/
Deletion of Datasets on HDX

Deletion of Datasets on HDX

There are 3 ways to "delete" a dataset on HDX. 

Method 1:  Delete a dataset via the HDX interface (recommended)

This method is available to anyone who is an editor or administrator of the organization that contributed the dataset.  This method purges the dataset's metadata from the HDX database.  Any resources uploaded to HDX are also deleted.  The dataset cannot be retrieved by users, however it will continue to exist in backed ups of the HDX database which are maintained by HDX for XX months.  In the back end, this method used the hdx_package_delete API call.

Method 2: Delete a dataset via the hdx_package_delete API call (recommended)

HDX has added an additional API call to the CKAN API, hdx_package_delete which purges both the dataset metadata and any uploaded files in the filestore.  

Method 3: Delete a dataset via the default CKAN API calls (not recommended)

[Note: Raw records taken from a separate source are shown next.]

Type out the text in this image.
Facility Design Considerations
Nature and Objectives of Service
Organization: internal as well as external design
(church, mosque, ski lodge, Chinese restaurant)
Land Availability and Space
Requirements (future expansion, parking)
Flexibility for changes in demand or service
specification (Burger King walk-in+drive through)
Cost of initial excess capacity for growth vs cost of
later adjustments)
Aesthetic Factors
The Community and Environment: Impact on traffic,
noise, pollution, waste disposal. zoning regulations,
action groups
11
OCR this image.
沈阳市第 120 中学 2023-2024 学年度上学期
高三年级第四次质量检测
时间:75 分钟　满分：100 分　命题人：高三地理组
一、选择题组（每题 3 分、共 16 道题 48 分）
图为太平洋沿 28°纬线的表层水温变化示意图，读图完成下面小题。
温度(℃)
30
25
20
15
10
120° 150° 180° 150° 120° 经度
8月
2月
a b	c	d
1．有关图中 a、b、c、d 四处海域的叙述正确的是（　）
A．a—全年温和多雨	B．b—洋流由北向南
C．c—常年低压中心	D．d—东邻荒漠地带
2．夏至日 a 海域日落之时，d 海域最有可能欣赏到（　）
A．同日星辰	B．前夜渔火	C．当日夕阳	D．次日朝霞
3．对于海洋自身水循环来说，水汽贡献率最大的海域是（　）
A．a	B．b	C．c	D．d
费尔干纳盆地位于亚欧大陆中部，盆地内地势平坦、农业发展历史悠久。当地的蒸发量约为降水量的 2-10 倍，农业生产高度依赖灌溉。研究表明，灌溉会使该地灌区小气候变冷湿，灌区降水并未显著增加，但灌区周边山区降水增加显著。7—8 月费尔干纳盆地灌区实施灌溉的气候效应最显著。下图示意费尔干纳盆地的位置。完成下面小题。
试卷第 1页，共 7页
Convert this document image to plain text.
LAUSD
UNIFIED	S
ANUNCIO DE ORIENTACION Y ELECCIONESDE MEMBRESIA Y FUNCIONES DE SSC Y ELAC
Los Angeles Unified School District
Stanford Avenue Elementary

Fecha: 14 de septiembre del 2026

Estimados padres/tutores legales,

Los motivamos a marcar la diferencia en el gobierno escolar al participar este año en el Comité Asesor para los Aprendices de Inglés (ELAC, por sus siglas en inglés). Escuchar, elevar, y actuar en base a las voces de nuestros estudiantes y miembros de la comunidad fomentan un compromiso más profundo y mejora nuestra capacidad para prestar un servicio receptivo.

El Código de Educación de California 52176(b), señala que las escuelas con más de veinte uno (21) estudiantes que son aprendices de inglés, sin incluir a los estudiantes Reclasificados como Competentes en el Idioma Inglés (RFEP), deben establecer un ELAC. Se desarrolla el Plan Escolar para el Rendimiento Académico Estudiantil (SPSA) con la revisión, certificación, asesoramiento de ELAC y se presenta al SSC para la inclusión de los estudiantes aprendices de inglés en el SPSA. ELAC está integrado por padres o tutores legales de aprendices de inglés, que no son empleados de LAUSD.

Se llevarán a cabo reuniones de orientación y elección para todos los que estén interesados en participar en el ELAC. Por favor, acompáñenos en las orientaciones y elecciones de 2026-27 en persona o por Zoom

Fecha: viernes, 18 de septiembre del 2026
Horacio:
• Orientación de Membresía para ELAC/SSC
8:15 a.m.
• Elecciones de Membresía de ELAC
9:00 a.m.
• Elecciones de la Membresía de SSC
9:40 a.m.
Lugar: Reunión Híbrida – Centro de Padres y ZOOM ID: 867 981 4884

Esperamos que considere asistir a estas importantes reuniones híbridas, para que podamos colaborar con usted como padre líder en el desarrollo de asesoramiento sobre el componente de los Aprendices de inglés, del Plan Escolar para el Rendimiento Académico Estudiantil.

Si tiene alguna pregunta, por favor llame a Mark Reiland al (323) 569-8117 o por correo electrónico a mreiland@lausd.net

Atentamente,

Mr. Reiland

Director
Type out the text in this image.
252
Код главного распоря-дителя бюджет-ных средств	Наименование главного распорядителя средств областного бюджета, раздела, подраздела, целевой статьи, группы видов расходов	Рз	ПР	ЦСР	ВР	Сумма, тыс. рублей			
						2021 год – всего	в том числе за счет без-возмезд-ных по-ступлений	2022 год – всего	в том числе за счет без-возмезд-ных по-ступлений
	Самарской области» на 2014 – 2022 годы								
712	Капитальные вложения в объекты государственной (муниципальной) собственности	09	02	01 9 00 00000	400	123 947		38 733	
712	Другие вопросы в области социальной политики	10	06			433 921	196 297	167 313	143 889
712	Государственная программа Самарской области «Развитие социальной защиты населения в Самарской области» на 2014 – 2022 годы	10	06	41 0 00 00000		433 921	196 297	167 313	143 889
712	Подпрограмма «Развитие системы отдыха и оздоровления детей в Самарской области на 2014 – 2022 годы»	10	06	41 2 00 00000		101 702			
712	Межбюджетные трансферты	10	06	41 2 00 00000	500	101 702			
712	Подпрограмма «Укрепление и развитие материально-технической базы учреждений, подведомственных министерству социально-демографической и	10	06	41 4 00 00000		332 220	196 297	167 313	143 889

HDX is built on the CKAN framework which has it's own API.  There are two API calls in the CKAN API which delete all or parts of a dataset:

  1. The CKAN API call package_delete flags the dataset and the attached resources as deleted (state = deleted), but does not remove them from the HDX database.  This is the CKAN API call currently used by the HDX Python Library when the delete_from_hdx method is called, however, this will be changed to use the hdx_package_delete CKAN API call.
  2. The CKAN API call package_purge deletes the dataset record from the database, but any uploaded resources (filestore) are not removed.  They become orphaned files on the HDX server and might be removed at some point in the future as part of a clean up process.

A note about backups

Even fully deleted (purged) datasets may continue to live on in periodic backups which are taken of the HDX database.   How long, they continue to live on in the backup depends on how long the dataset was on HDX before deletion.  A dataset that was on HDX for less than a day before being deleted might never be captured in a backup at all, but if the day was January 1, it might well be captured in an annual backup that could be kept for many years.